Perseguição a cristãos atinge também o Níger
Publicado em 11 fev 2018

O Níger é um país formado por cerca de 18 milhões de muçulmanos. Há apenas cerca de 65 mil cristãos, que vivem principalmente no sul. Eles enfrentam vários desafios, inclusive pressão para se converter ao islã e marginalização econômica. Os programas da Portas Abertas visam ajudar a igreja a aumentar a resiliência conforme lidam com essas questões.
O país tem um governo democrático relativamente estável. Nas últimas décadas, a igreja tem desfrutado de liberdade religiosa. No entanto, a perseguição está em ascensão. Em janeiro de 2013, a violência chegou a Zinder e rapidamente se espalhou para as áreas ao redor. Atingiu também a capital Niamey, deixando a destruição de igrejas e propriedades cristãs em seu rastro.

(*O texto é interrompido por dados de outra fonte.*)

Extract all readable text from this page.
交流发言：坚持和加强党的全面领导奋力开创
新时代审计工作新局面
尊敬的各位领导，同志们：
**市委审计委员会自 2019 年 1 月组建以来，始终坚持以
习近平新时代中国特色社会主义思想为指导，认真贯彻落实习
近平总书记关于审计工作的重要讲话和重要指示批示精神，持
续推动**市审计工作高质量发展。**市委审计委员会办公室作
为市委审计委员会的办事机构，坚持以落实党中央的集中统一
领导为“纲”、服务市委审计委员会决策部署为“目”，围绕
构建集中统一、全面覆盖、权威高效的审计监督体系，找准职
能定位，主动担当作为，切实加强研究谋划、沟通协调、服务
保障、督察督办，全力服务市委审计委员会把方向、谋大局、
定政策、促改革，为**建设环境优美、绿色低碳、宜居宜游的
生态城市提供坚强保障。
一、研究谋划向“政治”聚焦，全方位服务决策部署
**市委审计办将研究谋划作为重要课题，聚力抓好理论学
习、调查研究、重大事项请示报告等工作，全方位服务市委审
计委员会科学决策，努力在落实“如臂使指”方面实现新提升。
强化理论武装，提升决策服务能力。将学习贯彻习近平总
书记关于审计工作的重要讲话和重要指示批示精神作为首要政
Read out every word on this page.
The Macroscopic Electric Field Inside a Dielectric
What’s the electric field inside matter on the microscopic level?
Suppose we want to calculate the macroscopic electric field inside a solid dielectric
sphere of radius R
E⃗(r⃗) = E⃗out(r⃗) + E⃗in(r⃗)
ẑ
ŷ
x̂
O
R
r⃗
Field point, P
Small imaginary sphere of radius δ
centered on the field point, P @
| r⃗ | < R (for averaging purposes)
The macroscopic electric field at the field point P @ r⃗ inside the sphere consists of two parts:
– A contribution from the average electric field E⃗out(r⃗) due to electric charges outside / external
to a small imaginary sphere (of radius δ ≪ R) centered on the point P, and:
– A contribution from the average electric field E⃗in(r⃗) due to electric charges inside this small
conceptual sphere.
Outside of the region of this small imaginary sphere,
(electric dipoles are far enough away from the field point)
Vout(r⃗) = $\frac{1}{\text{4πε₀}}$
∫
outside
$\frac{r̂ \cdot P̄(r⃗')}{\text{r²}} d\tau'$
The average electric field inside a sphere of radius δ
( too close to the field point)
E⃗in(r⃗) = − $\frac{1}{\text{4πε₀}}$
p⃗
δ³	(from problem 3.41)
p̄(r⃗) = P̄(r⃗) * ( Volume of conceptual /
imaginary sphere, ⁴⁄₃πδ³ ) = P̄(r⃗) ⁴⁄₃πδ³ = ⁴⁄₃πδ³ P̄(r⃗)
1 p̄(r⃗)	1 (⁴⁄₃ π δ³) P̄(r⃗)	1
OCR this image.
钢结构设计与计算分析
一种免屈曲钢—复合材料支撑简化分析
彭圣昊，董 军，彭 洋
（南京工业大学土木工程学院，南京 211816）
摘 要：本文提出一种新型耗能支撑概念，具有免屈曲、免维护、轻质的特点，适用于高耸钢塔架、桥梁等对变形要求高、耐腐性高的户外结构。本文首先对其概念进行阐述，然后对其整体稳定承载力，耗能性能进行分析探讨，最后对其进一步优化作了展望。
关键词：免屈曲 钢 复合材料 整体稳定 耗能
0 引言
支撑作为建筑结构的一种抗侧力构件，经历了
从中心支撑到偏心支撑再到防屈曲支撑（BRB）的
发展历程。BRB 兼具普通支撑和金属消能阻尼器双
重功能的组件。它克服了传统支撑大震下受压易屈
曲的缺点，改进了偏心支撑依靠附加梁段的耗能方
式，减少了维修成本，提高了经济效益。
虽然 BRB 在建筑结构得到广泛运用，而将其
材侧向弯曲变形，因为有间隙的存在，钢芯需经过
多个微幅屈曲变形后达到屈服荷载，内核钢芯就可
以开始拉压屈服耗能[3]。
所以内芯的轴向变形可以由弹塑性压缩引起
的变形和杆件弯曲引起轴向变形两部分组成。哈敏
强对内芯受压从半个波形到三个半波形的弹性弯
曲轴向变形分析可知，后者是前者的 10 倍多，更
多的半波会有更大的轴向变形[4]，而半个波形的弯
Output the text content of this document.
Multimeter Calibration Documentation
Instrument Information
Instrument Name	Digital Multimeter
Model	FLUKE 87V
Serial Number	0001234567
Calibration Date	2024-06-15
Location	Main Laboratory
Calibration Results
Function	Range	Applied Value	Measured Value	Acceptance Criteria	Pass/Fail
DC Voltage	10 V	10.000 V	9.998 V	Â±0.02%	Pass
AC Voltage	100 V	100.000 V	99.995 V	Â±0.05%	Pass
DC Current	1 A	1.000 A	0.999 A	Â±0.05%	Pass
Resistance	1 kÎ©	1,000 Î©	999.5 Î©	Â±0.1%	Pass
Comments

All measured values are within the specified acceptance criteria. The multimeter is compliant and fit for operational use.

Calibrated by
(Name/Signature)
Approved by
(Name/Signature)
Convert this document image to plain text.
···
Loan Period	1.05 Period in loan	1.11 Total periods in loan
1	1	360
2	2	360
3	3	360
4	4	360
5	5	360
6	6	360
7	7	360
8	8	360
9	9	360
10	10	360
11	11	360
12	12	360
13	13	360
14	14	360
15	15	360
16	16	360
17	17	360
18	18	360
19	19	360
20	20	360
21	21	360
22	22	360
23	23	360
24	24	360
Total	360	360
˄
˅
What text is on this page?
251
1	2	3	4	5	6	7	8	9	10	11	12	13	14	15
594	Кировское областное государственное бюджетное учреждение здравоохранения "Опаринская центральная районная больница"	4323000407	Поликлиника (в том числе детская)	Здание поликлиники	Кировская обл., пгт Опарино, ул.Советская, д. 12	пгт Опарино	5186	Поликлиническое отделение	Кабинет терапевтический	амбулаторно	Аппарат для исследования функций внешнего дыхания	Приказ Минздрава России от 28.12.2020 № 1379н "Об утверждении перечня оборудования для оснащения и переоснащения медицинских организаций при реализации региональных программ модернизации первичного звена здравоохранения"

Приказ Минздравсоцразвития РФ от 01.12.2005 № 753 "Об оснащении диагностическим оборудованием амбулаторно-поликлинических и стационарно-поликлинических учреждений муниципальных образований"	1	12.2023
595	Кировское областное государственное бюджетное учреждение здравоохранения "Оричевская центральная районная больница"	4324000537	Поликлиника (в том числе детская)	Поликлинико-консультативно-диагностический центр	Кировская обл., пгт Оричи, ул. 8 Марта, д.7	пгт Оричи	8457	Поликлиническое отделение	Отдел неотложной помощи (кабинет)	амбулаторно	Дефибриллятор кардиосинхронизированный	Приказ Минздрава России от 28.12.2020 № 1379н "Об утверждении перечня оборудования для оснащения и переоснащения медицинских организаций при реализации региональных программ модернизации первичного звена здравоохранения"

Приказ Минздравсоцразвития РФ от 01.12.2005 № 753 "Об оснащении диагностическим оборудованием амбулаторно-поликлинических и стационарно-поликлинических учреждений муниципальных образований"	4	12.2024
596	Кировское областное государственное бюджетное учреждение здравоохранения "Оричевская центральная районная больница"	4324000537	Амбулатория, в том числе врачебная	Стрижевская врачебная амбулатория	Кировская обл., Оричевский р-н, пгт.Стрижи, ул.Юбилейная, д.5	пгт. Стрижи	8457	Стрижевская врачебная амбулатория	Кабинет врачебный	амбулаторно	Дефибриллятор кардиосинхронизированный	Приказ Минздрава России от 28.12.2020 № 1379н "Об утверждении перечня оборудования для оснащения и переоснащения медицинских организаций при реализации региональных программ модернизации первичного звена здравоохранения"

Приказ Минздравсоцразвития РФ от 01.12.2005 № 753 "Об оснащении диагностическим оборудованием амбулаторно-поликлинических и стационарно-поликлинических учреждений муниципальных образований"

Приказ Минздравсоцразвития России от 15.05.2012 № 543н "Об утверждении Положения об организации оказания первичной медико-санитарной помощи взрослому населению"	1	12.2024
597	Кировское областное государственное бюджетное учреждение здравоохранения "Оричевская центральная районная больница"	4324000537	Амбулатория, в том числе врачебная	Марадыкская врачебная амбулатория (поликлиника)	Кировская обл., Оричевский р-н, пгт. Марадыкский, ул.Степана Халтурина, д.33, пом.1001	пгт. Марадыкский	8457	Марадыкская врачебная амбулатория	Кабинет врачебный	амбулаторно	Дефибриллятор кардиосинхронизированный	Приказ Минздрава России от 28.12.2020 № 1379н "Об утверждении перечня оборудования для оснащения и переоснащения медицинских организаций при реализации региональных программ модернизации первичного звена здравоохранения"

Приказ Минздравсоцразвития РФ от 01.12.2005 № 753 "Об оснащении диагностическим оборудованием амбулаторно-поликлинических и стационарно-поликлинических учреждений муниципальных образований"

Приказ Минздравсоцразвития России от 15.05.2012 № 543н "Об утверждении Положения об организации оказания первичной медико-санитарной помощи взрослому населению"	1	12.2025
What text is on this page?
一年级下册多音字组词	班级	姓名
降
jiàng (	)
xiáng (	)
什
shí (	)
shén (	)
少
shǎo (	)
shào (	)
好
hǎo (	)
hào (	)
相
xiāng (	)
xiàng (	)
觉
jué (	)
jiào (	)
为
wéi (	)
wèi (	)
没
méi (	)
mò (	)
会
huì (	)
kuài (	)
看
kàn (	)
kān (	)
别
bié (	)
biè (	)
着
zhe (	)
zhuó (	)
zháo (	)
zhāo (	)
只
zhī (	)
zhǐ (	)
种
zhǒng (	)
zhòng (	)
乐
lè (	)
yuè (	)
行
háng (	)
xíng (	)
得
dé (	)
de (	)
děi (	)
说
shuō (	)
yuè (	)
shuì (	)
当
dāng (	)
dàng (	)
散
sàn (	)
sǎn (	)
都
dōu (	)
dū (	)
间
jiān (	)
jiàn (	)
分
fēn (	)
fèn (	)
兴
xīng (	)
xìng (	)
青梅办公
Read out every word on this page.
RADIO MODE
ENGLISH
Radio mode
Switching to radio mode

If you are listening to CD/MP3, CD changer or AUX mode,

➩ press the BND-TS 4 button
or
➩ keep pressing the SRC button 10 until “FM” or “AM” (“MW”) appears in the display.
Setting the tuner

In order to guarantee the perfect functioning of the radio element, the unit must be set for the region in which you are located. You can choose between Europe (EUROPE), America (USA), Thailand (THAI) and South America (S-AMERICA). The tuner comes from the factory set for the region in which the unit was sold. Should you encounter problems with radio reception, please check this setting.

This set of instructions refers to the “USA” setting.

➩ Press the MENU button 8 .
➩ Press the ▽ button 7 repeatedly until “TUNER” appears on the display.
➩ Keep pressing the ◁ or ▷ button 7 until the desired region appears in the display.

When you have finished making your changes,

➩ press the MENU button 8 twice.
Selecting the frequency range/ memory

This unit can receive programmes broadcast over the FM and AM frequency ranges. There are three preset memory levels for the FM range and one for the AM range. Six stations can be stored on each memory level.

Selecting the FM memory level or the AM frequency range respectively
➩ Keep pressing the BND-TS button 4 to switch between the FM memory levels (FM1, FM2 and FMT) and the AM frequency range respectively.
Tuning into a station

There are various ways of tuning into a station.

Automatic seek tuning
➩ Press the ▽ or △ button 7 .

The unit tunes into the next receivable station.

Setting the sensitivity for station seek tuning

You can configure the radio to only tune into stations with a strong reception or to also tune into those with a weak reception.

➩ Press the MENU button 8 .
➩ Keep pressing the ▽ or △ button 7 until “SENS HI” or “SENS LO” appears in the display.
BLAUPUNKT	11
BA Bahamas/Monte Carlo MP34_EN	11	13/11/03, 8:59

Hoje, a maioria muçulmana e as influências extremistas externas continuam a pressionar a adoção da sharia, que é um sistema governamental que segue as regras de Maomé, maior líder da religião muçulmana. Muitos cristãos desconhecem a atmosfera em mudança e não sabem como responder a ela.
Como a Igreja Perseguida reage à perseguição
Joseph*, um colaborador de campo da Portas Abertas, visitou uma comunidade 60% cristã no sul do país. Durante sua visita, um grande grupo de muçulmanos chegou e pregou contra o cristianismo. Eles também insultaram os pastores. Nenhum dos cristãos reagiu à provocação. Os muçulmanos saíram deixando um aviso final: “Convertam-se ao islã antes da nossa próxima visita”.
Esses cristãos participaram do seminário Permanecendo Firme Através da Tempestade. Eles disseram que aprenderam a estar preparados para situações como essa. Um dos participantes testemunhou: “Eu pensei que a perseguição era algo que acontecia em outros lugares, como a Nigéria, o Irã ou o Egito. Mas agora percebo que está no meu quarto, até mesmo debaixo da minha cama”. (Essa história continua).
*Nome alterado por segurança.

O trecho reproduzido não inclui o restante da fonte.